Meeting ID: 835 9351 1974
Graduate Student Researcher, DenBaars Group
University of California, Santa Barbara
N-polar Indium nitride quantum dashes and quantum wires:
MOCVD growth and characterization
InN, which is normally utilized for InGaN-based visible and ultraviolet optoelectronics, has interesting electrical properties, including a low electron effective mass of 0.07m0, leading to the highest theoretical mobilities of the III-nitrides of up to 14,000 cm2 V-1 s-1 at 300 K and the highest electron saturation drift velocity of the III-nitrides. These properties make InN an intriguing choice for III-nitride electronic devices.

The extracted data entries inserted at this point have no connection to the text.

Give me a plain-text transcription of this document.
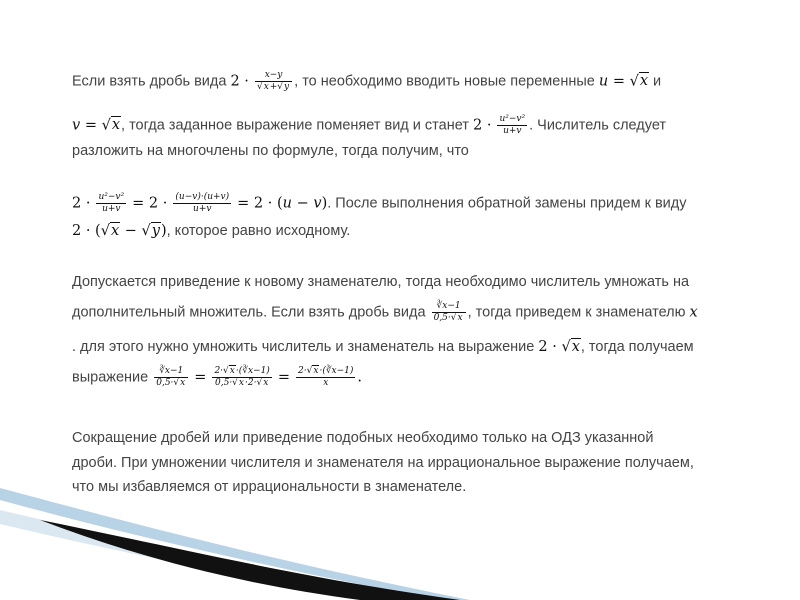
Если взять дробь вида $2 \cdot \frac{x-y}{√x+√y}$ , то необходимо вводить новые переменные u = √x и
v = √x, тогда заданное выражение поменяет вид и станет $2 \cdot \frac{\text{u²−v²}}{u+v}$ . Числитель следует
разложить на многочлены по формуле, тогда получим, что
$2 \cdot \frac{\text{u²−v²}}{u+v} = 2 \cdot \frac{(u-v)\cdot(u+v)}{u+v} = 2 \cdot (u - v)$. После выполнения обратной замены придем к виду
2 · (√x − √y), которое равно исходному.
Допускается приведение к новому знаменателю, тогда необходимо числитель умножать на
дополнительный множитель. Если взять дробь вида $\frac{∛x-1}{0,5\cdot√x}$ , тогда приведем к знаменателю x
. для этого нужно умножить числитель и знаменатель на выражение 2 · √x, тогда получаем
выражение $\frac{∛x-1}{0,5\cdot√x} = \frac{2\cdot√x\cdot(∛x-1)}{0,5\cdot√x\cdot 2\cdot√x} = \frac{2\cdot√x\cdot(∛x-1)}{x}$ .
Сокращение дробей или приведение подобных необходимо только на ОДЗ указанной
дроби. При умножении числителя и знаменателя на иррациональное выражение получаем,
что мы избавляемся от иррациональности в знаменателе.
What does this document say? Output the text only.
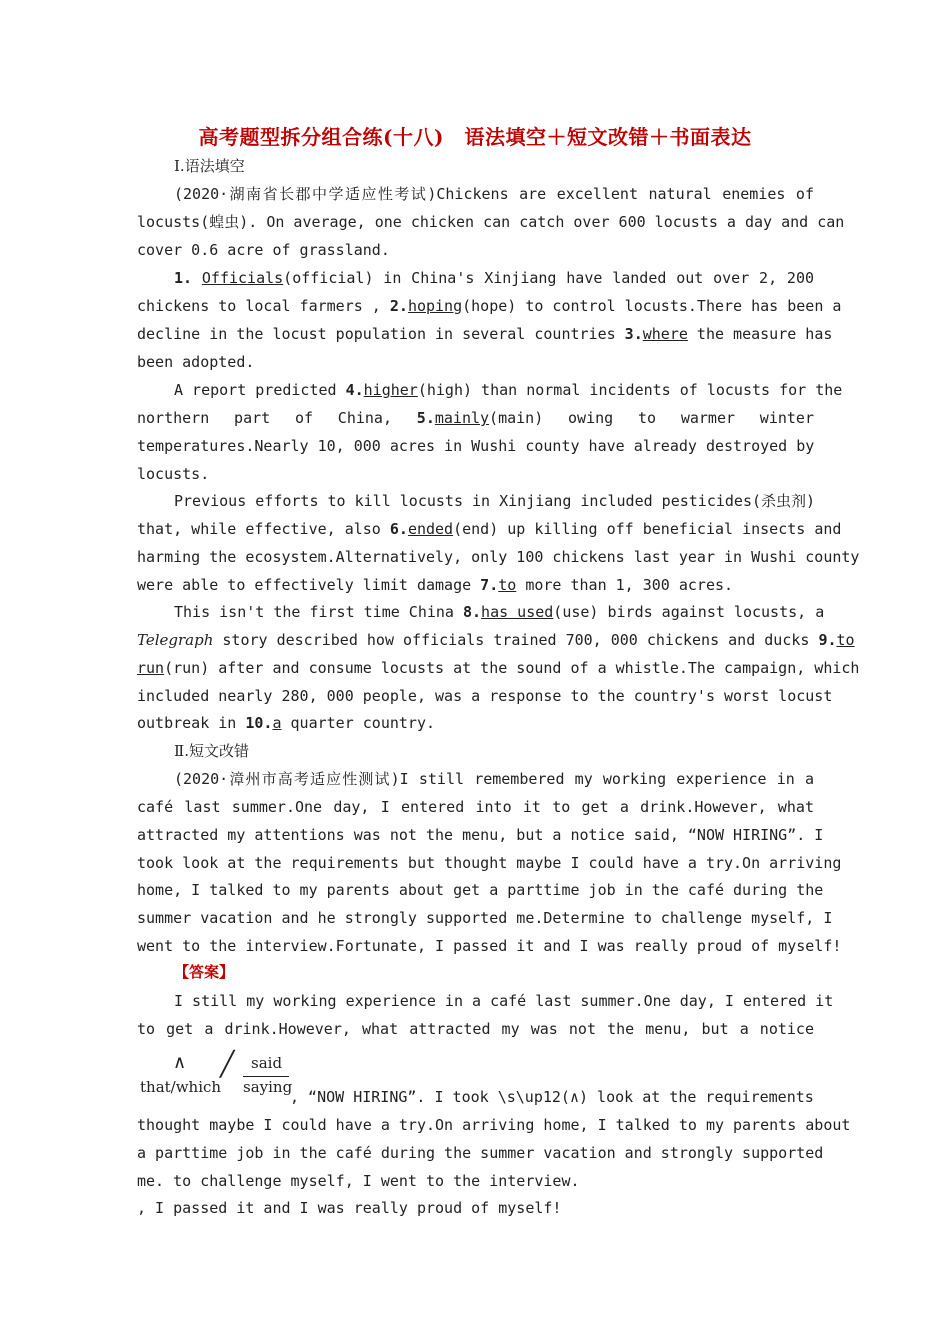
高考题型拆分组合练(十八)　语法填空＋短文改错＋书面表达
Ⅰ.语法填空
(2020·湖南省长郡中学适应性考试)Chickens are excellent natural enemies of
locusts(蝗虫). On average, one chicken can catch over 600 locusts a day and can
cover 0.6 acre of grassland.
1. Officials(official) in China's Xinjiang have landed out over 2, 200
chickens to local farmers , 2.hoping(hope) to control locusts.There has been a
decline in the locust population in several countries 3.where the measure has
been adopted.
A report predicted 4.higher(high) than normal incidents of locusts for the
northern part of China, 5.mainly(main) owing to warmer winter
temperatures.Nearly 10, 000 acres in Wushi county have already destroyed by
locusts.
Previous efforts to kill locusts in Xinjiang included pesticides(杀虫剂)
that, while effective, also 6.ended(end) up killing off beneficial insects and
harming the ecosystem.Alternatively, only 100 chickens last year in Wushi county
were able to effectively limit damage 7.to more than 1, 300 acres.
This isn't the first time China 8.has used(use) birds against locusts, a
Telegraph story described how officials trained 700, 000 chickens and ducks 9.to
run(run) after and consume locusts at the sound of a whistle.The campaign, which
included nearly 280, 000 people, was a response to the country's worst locust
outbreak in 10.a quarter country.
Ⅱ.短文改错
(2020·漳州市高考适应性测试)I still remembered my working experience in a
café last summer.One day, I entered into it to get a drink.However, what
attracted my attentions was not the menu, but a notice said, “NOW HIRING”. I
took look at the requirements but thought maybe I could have a try.On arriving
home, I talked to my parents about get a parttime job in the café during the
summer vacation and he strongly supported me.Determine to challenge myself, I
went to the interview.Fortunate, I passed it and I was really proud of myself!
【答案】
I still my working experience in a café last summer.One day, I entered it
to get a drink.However, what attracted my was not the menu, but a notice
∧
that/which
╱ said
saying
, “NOW HIRING”. I took \s\up12(∧) look at the requirements
thought maybe I could have a try.On arriving home, I talked to my parents about
a parttime job in the café during the summer vacation and strongly supported
me. to challenge myself, I went to the interview.
, I passed it and I was really proud of myself!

However, its performance has fallen short of theoretical limits because of the challenges involved in achieving high quality epitaxial material due to its high lattice mismatch to available substrates (10% to GaN) and low growth temperature requirements, especially by metalorganic chemical vapor deposition (MOCVD).
MOCVD growth of N-polar InN on miscut substrates results in InN quantum dashes which can be capped with planarized GaN, enabling the demonstration of multi-layer InN dash structures. Multi-layer structures are difficult to achieve using the In-polar orientation, where taller dots form and the GaN cap layers follow the dot shape, resulting in three dimensional structures. In this work, the growth parameter space of MOCVD-grown horizontal N-polar InN quantum wires on GaN was investigated using morphological and electrical measurements. It was found that a low temperature of 540 °C with a narrow thickness window of 1 nm – 2 nm was required to form InN quantum wires rather than dashes. Fabricated InN wire samples were electrically conductive with sheet resistances of 10 – 26 kΩ/□ along the wire direction. InN wires could be capped with a thin layer of GaN while retaining electrical conduction. The results of this work demonstrate the possibility of control over the dimensionality of lower-dimensional InN epitaxial structures while establishing the performance limits of such structures on GaN.